Espaços na dança

Dando continuidade à parceria com a rede Ciudads que Danzan, o idança publica mais um artigo da revista editada pela organização. Para ler a revista na íntegra, clique aqui. Veja na nossa galeria de videos, Travessia, da Cia. Hibridus, que trabalha idéias semelhantes.

Corpos não formam sociedades – isto é, coreografias – apenas com outros corpos, mas também com todos os outros elementos, móveis ou estáticos, dentro de seu contexto.

O papel atribuído ao corpo pelas novas coordenadas do espaço público moderno concebe-o como um objeto sem tema, justamente por estar localizado dentro de um contexto, a rua, que é vista como uma máquina sem espírito, como um mecanismo privado de alma, um artefato que, na falta de uma consciência privada ou compartilhada, não é nada além do trabalho que realiza: a cidade em si. Esse papel central do corpo na atividade de zonas urbanas evoca automaticamente a referência formal da dança. Isso não é fortuito, uma vez que o corpo e a cidade estão sempre em estado de agitação permanente, mesmo de forma latente, quando em repouso ou imóvel.

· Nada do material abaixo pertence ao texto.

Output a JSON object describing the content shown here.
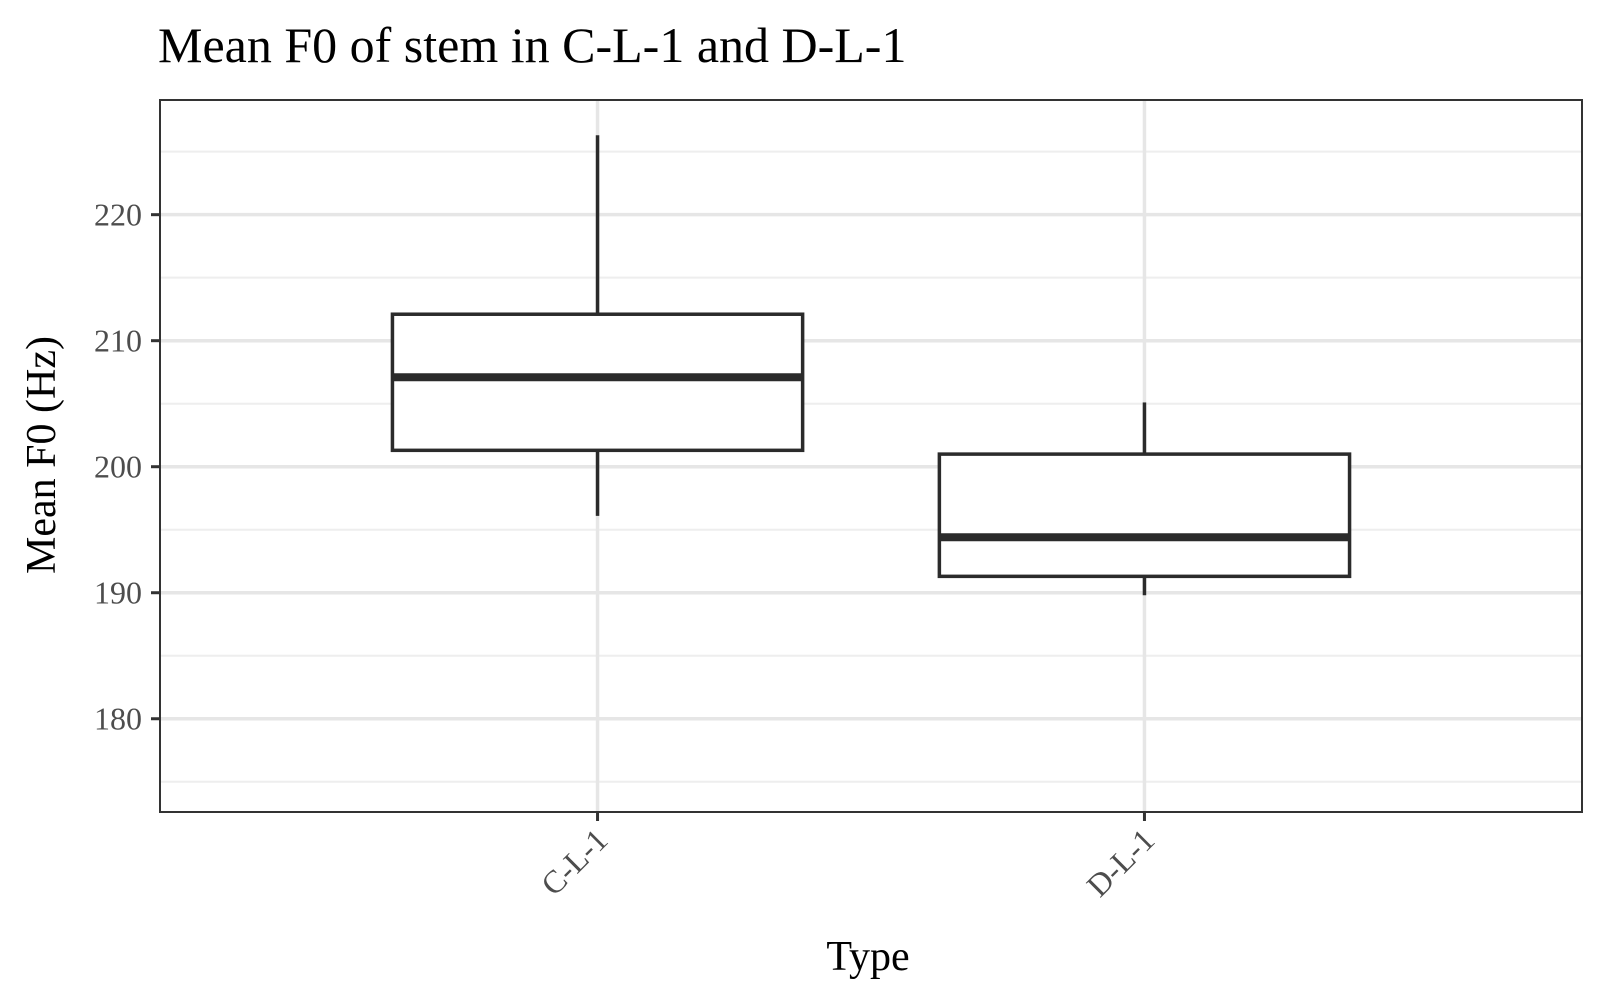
{
  "chart_data": {
    "type": "boxplot",
    "title": "Mean F0 of stem in C-L-1 and D-L-1",
    "xlabel": "Type",
    "ylabel": "Mean F0 (Hz)",
    "ylim": [
      172.6,
      229.1
    ],
    "yticks": [
      180,
      190,
      200,
      210,
      220
    ],
    "ytick_labels": [
      "180",
      "190",
      "200",
      "210",
      "220"
    ],
    "categories": [
      "C-L-1",
      "D-L-1"
    ],
    "boxes": [
      {
        "category": "C-L-1",
        "whisker_low": 196.1,
        "q1": 201.3,
        "median": 207.1,
        "q3": 212.1,
        "whisker_high": 226.3
      },
      {
        "category": "D-L-1",
        "whisker_low": 189.8,
        "q1": 191.3,
        "median": 194.4,
        "q3": 201.0,
        "whisker_high": 205.1
      }
    ],
    "grid": true,
    "legend": "none",
    "colors": {
      "box_fill": "#ffffff",
      "box_stroke": "#2b2b2b",
      "grid": "#e6e6e6",
      "border": "#333333"
    }
  }
}
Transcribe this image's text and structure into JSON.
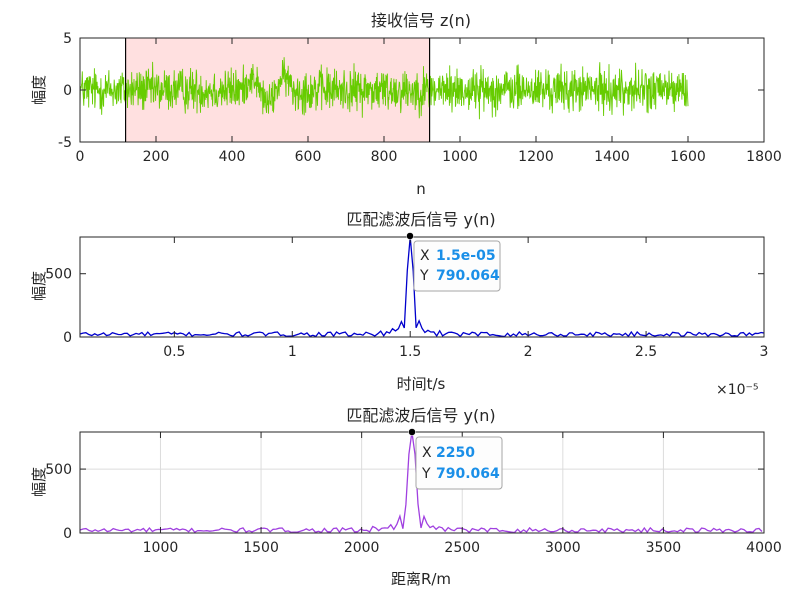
{
  "chart_data": [
    {
      "type": "line",
      "title": "接收信号 z(n)",
      "xlabel": "n",
      "ylabel": "幅度",
      "xlim": [
        0,
        1800
      ],
      "ylim": [
        -5,
        5
      ],
      "xticks": [
        0,
        200,
        400,
        600,
        800,
        1000,
        1200,
        1400,
        1600,
        1800
      ],
      "yticks": [
        -5,
        0,
        5
      ],
      "grid": false,
      "series": [
        {
          "color": "#66cc00",
          "x_range": [
            0,
            1600
          ],
          "samples": 1601,
          "amplitude_range": [
            -3.3,
            3.7
          ],
          "note_window": [
            120,
            920
          ]
        }
      ],
      "highlight_region": {
        "x": [
          120,
          920
        ],
        "y": [
          -5,
          5
        ],
        "fill": "#ffe0e0"
      }
    },
    {
      "type": "line",
      "title": "匹配滤波后信号 y(n)",
      "xlabel": "时间t/s",
      "ylabel": "幅度",
      "xlim": [
        0.1,
        3
      ],
      "ylim": [
        0,
        790.064
      ],
      "xticks": [
        0.5,
        1,
        1.5,
        2,
        2.5,
        3
      ],
      "yticks": [
        0,
        500
      ],
      "x_multiplier": "×10⁻⁵",
      "grid": false,
      "series": [
        {
          "color": "#0000cc",
          "peak_x": 1.5,
          "peak_y": 790.064
        }
      ],
      "datatip": {
        "x_label": "X",
        "x_value": "1.5e-05",
        "y_label": "Y",
        "y_value": "790.064"
      }
    },
    {
      "type": "line",
      "title": "匹配滤波后信号 y(n)",
      "xlabel": "距离R/m",
      "ylabel": "幅度",
      "xlim": [
        600,
        4000
      ],
      "ylim": [
        0,
        790.064
      ],
      "xticks": [
        1000,
        1500,
        2000,
        2500,
        3000,
        3500,
        4000
      ],
      "yticks": [
        0,
        500
      ],
      "grid": true,
      "series": [
        {
          "color": "#a040e0",
          "peak_x": 2250,
          "peak_y": 790.064
        }
      ],
      "datatip": {
        "x_label": "X",
        "x_value": "2250",
        "y_label": "Y",
        "y_value": "790.064"
      }
    }
  ]
}
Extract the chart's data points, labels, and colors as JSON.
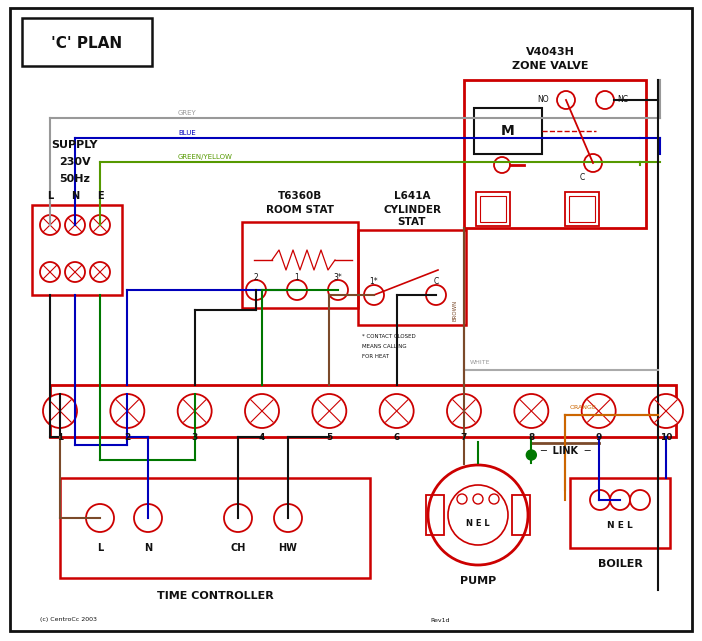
{
  "title": "'C' PLAN",
  "bg_color": "#ffffff",
  "red": "#cc0000",
  "blue": "#0000bb",
  "green": "#007700",
  "grey": "#999999",
  "brown": "#7b4a2a",
  "orange": "#cc6600",
  "black": "#111111",
  "gy": "#559900",
  "copyright": "(c) CentroCc 2003",
  "rev": "Rev1d"
}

O corpo de um pedestre – corpo sem sujeito, corpo apenas como seqüência de atos – é constituído de uma série de descargas energéticas em espaços desiguais que acontecem em curtos intervalos de tempo, pontos de união de conexões sempre frágeis e laterais com outros organismos que se encontram ou se cruzam. Basta lembrar como Jane Jacobs, na sua obra-prima The Life and Death of Great American Cities (Morte e Vida de Grandes Cidades), não conseguiu encontrar imagem melhor para descrever o fluxo incessante dos espaços públicos do que um “intrincado balé, no qual dançarinos solistas e em conjuntos têm papéis específicos que milagrosamente reforçam-se mutuamente e compõe um todo ordenado”.

A dança é um tipo de criação artística que se baseia no máximo aproveitamento das possibilidades expressivas do corpo, que exerce sua energia ao longo de um determinado tempo e espaço, um tempo e um espaço que parecem já ter existido antes da ação humana, mas que na verdade emanam dessa ação.

O corpo-energia-tempo do dançarino expressa todas as suas possibilidades na atividade cotidiana dentro dos contornos urbanos, nos quais palavras geralmente valem relativamente pouco na relação entre completos ou quase estranhos e em que tudo parece depender de eloqüência superficial, não no sentido de trivial, mas, neste caso, de atos que acontecem na superfície.

Essa ênfase na proeminência dos corpos nas atividades que os seres humanos desenvolvem dentro dos espaços públicos, permite-nos insistir no fato de que qualquer ciência social que tem o atrevimento de transformá-las em seu objeto de estudo, deveria ser conduzida principalmente como uma coreologia. Os indivíduos, casais, pequenos grupos e, também, as multidões que se fazem presentes em superfícies urbanas – calçadas, shoppings, corredores de metrôs, halls de estações, praias – agitações em coro que respondem às mesmas lógicas secretas que geram, não são nada mais que figuras dançantes que se relacionam basicamente através de sua presença física imediata.

Na prática, todas as tradições microsociológicas não têm feito nada além de estudar jogos efêmeros, indivíduos traçando filigranas no espaço, intersecções previstas ou involuntárias, atividades de corpo-espaço-tempo-energia, cuja referência – explícita ou não – era a dança. Dificilmente poderia ser encontrada metáfora melhor do que essa para o objeto de estudo daquilo que o interacionismo e etnografia da comunicação têm chamado de situacionismo, ou seja, que se relaciona com situações sociais no território fisicamente delimitado, protagonizadas por indivíduos que compartilham o mesmo campo perceptivo. Afinal de contas, a dança nada mais é do que a encenação de uma ordem baseada em aparecer, em gesticular para ou com outras pessoas, dentro de um espaço que se manifesta e se torna visível jogando na medida do possível com nossa própria aparência e com a de outras pessoas.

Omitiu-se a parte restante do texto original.